On June 17, 1967, the People’s Republic of China announced a successful hydrogen bomb test, becoming the world’s fourth thermonuclear power after the US, Soviet Union and UK – but ahead of France.
Dropped at 7am from a Hong-6 jet bomber over the Lop Nur Test Base in southeastern Xinjiang, the H-bomb was parachute-retarded for an airburst at 2,960 meters (see video below), and had an explosive power 150 times that of the atomic bomb used by the US on Hiroshima at the end of WW2.
China had made fast progress in developing nuclear weapons in the 1960s, committed as they were to breaking the superpowers’ monopoly on nuclear weapons, and to ensure Chinese security against the Soviet and US threats.
In a 32-month period from testing its first atomic bomb on October 16, 1964 at Lop Nor – an area of seasonal salt lake sand marshes – the PRC launched its first nuclear missile on October 25, 1966, before the detonation of the H-bomb in 1967.

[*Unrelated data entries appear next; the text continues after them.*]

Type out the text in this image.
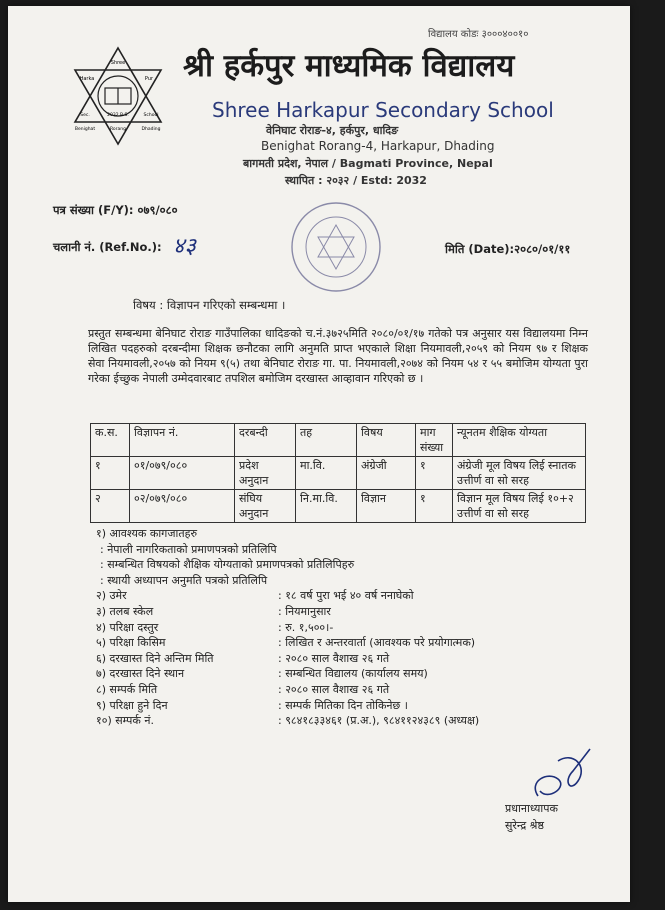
विद्यालय कोडः ३०००४००१०
Shree
Harka	Pur
Sec.	2032 B.S.	School
Benighat	Rorang	Dhading
श्री हर्कपुर माध्यमिक विद्यालय
Shree Harkapur Secondary School
वेनिघाट रोराङ-४, हर्कपुर, धादिङ
Benighat Rorang-4, Harkapur, Dhading
बागमती प्रदेश, नेपाल / Bagmati Province, Nepal
स्थापित : २०३२ / Estd: 2032
पत्र संख्या (F/Y): ०७९/०८०
चलानी नं. (Ref.No.): ४३	मिति (Date):२०८०/०१/११
विषय : विज्ञापन गरिएको सम्बन्धमा ।
प्रस्तुत सम्बन्धमा बेनिघाट रोराङ गाउँपालिका धादिङको च.नं.३७२५मिति २०८०/०१/१७ गतेको पत्र अनुसार यस विद्यालयमा निम्न लिखित पदहरुको दरबन्दीमा शिक्षक छनौटका लागि अनुमति प्राप्त भएकाले शिक्षा नियमावली,२०५९ को नियम ९७ र शिक्षक सेवा नियमावली,२०५७ को नियम ९(५) तथा बेनिघाट रोराङ गा. पा. नियमावली,२०७४ को नियम ५४ र ५५ बमोजिम योग्यता पुरा गरेका ईच्छुक नेपाली उम्मेदवारबाट तपशिल बमोजिम दरखास्त आव्हावान गरिएको छ ।
क.स.	विज्ञापन नं.	दरबन्दी	तह	विषय	माग संख्या	न्यूनतम शैक्षिक योग्यता
१	०१/०७९/०८०	प्रदेश अनुदान	मा.वि.	अंग्रेजी	१	अंग्रेजी मूल विषय लिई स्नातक उत्तीर्ण वा सो सरह
२	०२/०७९/०८०	संघिय अनुदान	नि.मा.वि.	विज्ञान	१	विज्ञान मूल विषय लिई १०+२ उत्तीर्ण वा सो सरह
१) आवश्यक कागजातहरु
: नेपाली नागरिकताको प्रमाणपत्रको प्रतिलिपि
: सम्बन्धित विषयको शैक्षिक योग्यताको प्रमाणपत्रको प्रतिलिपिहरु
: स्थायी अध्यापन अनुमति पत्रको प्रतिलिपि
२) उमेर	: १८ वर्ष पुरा भई ४० वर्ष ननाघेको
३) तलब स्केल	: नियमानुसार
४) परिक्षा दस्तुर	: रु. १,५००।-
५) परिक्षा किसिम	: लिखित र अन्तरवार्ता (आवश्यक परे प्रयोगात्मक)
६) दरखास्त दिने अन्तिम मिति	: २०८० साल वैशाख २६ गते
७) दरखास्त दिने स्थान	: सम्बन्धित विद्यालय (कार्यालय समय)
८) सम्पर्क मिति	: २०८० साल वैशाख २६ गते
९) परिक्षा हुने दिन	: सम्पर्क मितिका दिन तोकिनेछ ।
१०) सम्पर्क नं.	: ९८४१८३३४६१ (प्र.अ.), ९८४११२४३८९ (अध्यक्ष)
प्रधानाध्यापक
सुरेन्द्र श्रेष्ठ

In comparison, the time between the US’s fission-to-fusion – its first atomic test to first hydrogen bomb test – was 86 months; for the USSR it was 75 months; for the UK 66 months; and for France – later on – 105 months.
While China had received extensive technical help from the Soviet Union to jump-start their nuclear program, by as early as 1960 the rift between the the two commmunist superstates had become so great that the Soviet Union ceased all assistance to China.
China’s total nuclear arsenal size today is estimated to range anywhere between 240 nuclear weapons to as many as 3,000 warheads, all hidden within an extensive tunnel system referred to as the ‘Underground Great Wall.’